Halloween dates back almost 2,000 years ago, where Celtics celebrated the end of the harvest season and the dead. They would build big bonfires and wear animal-like costumes to honor their dead. When the Romans seized the Celtic lands, they combined the celebration with theirs adding Goddess’s to honor. Then, the Christians adopted the holiday to honor and pray for the souls of the dead. They walked in parades, built bonfires like the Celtics, and dressed up like angels, saints, and devils. When the tradition arrived in America,plays were added along with ghost stories. As time went on costumes changed and children started to dress up and go from house to house for treats. Halloween as we know it came into effect around the 20th Century.
If you need more facts about Halloween and its history check out these great books in the Children’s Library:
So, instead of trick or treating this year try something from the past like building a bon fire and telling ghost stories. Or, you can try one of the suggestions below to help you and your family get into the Halloween spirit.
Why not “Zoom” into a Halloween party? Invite all your friends and family to join you for a very spooky party…virtually. Halloween backgrounds from Unsplash.com can easily be used to add an extra spooktacular touch to your party. Make sure you don’t forget the costumes so you can host a “Monster Fashion Show” for all to “ooooo & ahhhh” at. And what would a party be without music and games? You can stop by the library to pick up a copy of Kidz Bop: Halloween Hits! or Halloween Party cd to help get your Monster Groove on.
As for games, there are tons of Halloween themed Bingo sheets that you can print online along with ideas on what other types of games you can play virtually such as charades, Simon Says, a Haunted Scavenger Hunt, and Ghost Bowling.
For dinner time, make hot “mummy” dogs with ghost-tators or “eyeballs” and spaghetti with black lemonade.
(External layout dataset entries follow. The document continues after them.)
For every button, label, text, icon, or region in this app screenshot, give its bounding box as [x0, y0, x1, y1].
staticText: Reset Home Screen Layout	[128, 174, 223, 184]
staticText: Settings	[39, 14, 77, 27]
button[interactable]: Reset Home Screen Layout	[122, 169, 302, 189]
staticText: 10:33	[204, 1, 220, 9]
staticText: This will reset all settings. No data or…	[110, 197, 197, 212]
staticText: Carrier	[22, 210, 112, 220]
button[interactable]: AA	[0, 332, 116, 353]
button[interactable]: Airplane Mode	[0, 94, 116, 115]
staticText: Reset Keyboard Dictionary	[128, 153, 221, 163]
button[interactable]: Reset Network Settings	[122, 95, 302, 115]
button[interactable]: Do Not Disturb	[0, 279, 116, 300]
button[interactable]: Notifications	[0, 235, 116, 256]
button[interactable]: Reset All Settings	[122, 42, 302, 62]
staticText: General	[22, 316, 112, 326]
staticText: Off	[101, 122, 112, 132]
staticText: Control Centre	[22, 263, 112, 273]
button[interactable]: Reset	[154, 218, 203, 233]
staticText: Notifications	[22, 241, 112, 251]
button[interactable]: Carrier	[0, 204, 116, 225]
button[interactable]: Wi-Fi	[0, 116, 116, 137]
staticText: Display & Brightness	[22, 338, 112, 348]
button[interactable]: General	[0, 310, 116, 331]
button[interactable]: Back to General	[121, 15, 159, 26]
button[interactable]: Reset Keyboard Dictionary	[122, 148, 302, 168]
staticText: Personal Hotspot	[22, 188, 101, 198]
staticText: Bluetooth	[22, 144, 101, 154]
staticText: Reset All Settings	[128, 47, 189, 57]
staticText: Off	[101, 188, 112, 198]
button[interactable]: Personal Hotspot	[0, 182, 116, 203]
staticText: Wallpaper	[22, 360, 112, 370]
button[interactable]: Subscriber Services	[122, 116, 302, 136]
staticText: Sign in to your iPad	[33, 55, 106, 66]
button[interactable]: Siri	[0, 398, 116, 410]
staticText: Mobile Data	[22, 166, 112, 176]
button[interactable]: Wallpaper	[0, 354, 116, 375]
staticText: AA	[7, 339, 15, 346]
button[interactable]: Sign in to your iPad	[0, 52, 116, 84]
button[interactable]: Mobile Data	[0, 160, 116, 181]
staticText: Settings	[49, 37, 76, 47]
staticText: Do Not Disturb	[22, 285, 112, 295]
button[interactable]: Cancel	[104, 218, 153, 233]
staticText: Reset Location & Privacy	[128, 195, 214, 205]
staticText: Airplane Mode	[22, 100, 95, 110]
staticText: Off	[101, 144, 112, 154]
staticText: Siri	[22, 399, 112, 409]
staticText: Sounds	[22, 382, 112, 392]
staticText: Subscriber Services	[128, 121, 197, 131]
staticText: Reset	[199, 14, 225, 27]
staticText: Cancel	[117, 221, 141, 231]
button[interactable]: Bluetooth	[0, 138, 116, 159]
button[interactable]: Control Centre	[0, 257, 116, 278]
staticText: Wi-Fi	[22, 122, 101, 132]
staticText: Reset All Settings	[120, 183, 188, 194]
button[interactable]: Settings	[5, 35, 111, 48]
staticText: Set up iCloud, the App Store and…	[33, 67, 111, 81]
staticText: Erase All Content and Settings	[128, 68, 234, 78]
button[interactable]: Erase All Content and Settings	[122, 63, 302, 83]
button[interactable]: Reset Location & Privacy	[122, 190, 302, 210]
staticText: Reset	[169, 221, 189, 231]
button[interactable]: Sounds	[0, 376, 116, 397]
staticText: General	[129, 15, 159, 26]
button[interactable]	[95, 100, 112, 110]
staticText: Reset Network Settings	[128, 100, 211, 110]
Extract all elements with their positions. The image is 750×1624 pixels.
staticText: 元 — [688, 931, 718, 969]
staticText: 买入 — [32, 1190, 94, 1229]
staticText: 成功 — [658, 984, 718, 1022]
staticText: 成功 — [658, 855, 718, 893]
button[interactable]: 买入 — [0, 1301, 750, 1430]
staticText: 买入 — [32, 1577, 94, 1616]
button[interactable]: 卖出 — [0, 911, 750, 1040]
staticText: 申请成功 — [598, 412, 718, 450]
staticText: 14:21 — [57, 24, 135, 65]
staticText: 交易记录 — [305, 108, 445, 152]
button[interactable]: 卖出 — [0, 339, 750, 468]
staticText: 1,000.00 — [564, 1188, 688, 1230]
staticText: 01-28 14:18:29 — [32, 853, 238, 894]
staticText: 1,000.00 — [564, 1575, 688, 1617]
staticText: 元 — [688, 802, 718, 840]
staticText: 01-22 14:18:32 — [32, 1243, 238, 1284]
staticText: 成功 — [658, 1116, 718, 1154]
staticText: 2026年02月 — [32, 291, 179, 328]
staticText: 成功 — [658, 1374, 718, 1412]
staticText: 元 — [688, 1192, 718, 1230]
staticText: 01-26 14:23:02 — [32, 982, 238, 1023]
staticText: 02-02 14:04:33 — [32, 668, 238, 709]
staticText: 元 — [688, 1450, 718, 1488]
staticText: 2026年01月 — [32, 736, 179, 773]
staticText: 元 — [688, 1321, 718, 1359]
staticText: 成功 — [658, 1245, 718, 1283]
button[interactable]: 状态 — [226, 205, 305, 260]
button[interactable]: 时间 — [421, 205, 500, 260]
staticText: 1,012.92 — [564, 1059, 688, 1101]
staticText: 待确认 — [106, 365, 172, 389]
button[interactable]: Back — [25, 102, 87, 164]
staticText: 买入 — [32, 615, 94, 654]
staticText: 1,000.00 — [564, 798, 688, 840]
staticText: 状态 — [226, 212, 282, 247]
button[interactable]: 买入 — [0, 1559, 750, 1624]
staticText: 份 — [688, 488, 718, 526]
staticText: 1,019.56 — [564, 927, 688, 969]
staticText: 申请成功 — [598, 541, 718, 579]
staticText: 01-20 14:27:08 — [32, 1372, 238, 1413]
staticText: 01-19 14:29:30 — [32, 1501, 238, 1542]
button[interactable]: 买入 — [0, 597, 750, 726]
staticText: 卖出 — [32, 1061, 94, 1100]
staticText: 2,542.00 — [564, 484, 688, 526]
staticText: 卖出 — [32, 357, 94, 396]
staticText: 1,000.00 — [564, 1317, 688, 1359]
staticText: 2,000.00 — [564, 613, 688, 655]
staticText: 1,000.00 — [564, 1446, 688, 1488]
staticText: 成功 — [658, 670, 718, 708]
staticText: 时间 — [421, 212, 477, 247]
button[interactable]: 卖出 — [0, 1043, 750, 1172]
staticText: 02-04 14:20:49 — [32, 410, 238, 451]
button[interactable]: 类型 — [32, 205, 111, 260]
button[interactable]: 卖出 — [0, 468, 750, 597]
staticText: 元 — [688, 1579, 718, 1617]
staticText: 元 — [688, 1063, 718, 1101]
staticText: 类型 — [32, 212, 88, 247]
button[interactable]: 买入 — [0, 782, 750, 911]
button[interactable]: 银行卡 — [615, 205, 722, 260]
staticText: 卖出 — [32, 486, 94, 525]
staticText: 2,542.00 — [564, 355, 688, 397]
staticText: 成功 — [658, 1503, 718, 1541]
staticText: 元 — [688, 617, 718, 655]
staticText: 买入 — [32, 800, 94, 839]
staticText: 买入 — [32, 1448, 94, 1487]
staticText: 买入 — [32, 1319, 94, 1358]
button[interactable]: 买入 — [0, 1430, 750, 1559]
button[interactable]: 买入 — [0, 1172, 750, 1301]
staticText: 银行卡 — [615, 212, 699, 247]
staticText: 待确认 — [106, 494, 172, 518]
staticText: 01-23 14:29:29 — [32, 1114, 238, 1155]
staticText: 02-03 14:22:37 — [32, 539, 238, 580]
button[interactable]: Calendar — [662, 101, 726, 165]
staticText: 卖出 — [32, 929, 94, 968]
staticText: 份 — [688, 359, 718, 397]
Then for dessert you can whip up some Spider-chip cookies or a Graveyard cake with marshmallow ghosts and skeleton bone candies. And if that’s not enough, you can stop by the library and check out one of our Halloween Cookbooks for more creepy dinner and snack ideas.
Halloween wouldn’t be the same without a “bone-chilling” movie feature and with Covid-19, this is a great way to spend the holiday. So grab some “bewitched” popcorn and bubbling witches brew and head to the couch or your favorite chair to enjoy a Halloween film-fest. Here at the library you can find many family-fun movies that are sure to bring a smile and maybe even a shiver down your spines.
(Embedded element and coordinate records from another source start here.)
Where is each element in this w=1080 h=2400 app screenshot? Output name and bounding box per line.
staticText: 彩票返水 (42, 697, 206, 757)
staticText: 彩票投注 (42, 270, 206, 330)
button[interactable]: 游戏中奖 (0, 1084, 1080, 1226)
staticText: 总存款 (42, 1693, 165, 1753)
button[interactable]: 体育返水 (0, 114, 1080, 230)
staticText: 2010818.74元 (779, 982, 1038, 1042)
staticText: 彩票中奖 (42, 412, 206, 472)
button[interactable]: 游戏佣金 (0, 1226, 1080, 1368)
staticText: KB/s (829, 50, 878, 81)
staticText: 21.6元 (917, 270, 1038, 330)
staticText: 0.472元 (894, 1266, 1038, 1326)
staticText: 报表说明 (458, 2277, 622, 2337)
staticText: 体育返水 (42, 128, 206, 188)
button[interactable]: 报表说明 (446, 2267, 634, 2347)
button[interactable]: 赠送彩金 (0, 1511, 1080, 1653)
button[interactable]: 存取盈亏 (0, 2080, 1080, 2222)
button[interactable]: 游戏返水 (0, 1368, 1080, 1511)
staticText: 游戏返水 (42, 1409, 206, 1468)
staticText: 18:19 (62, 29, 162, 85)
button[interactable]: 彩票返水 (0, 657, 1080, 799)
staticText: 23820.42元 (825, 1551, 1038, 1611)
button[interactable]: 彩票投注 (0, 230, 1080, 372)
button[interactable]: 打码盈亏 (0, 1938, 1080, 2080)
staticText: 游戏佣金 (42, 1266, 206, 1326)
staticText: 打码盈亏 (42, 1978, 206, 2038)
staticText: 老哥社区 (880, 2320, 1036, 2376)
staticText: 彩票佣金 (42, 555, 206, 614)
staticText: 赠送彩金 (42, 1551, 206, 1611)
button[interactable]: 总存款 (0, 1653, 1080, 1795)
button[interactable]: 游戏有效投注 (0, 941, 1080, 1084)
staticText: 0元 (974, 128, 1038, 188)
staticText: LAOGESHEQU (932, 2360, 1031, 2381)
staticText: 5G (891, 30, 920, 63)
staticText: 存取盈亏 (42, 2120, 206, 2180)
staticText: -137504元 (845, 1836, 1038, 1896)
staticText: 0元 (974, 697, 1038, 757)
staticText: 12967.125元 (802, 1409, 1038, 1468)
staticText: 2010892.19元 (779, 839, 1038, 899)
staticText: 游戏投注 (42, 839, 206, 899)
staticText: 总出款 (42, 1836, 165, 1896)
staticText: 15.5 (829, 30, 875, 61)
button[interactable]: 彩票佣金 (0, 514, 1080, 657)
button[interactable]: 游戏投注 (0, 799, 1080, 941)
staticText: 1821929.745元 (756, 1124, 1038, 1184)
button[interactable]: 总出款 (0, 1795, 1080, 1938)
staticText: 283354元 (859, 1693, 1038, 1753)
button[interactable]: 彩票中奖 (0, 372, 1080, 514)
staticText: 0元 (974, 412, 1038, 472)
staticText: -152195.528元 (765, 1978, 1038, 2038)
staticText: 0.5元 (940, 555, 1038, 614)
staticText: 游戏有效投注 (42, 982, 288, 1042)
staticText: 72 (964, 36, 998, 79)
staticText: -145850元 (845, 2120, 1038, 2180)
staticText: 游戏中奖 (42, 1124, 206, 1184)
Making Halloween crafts at home is a great way to get the family together. One simple idea that can help spread some Halloween fun is making Ghost Greeting Cards. These cards can definitely bring a spooky surprise to all that you send them too. If you have an empty vegetable can or soup can you can add some paint and turn it into a Frank-Can-Stein. And with all those toilet paper rolls laying around, mummy’s can be made or even a Bat Mobile. For more spooky ideas come to the library and check out one of our many Halloween Craft books.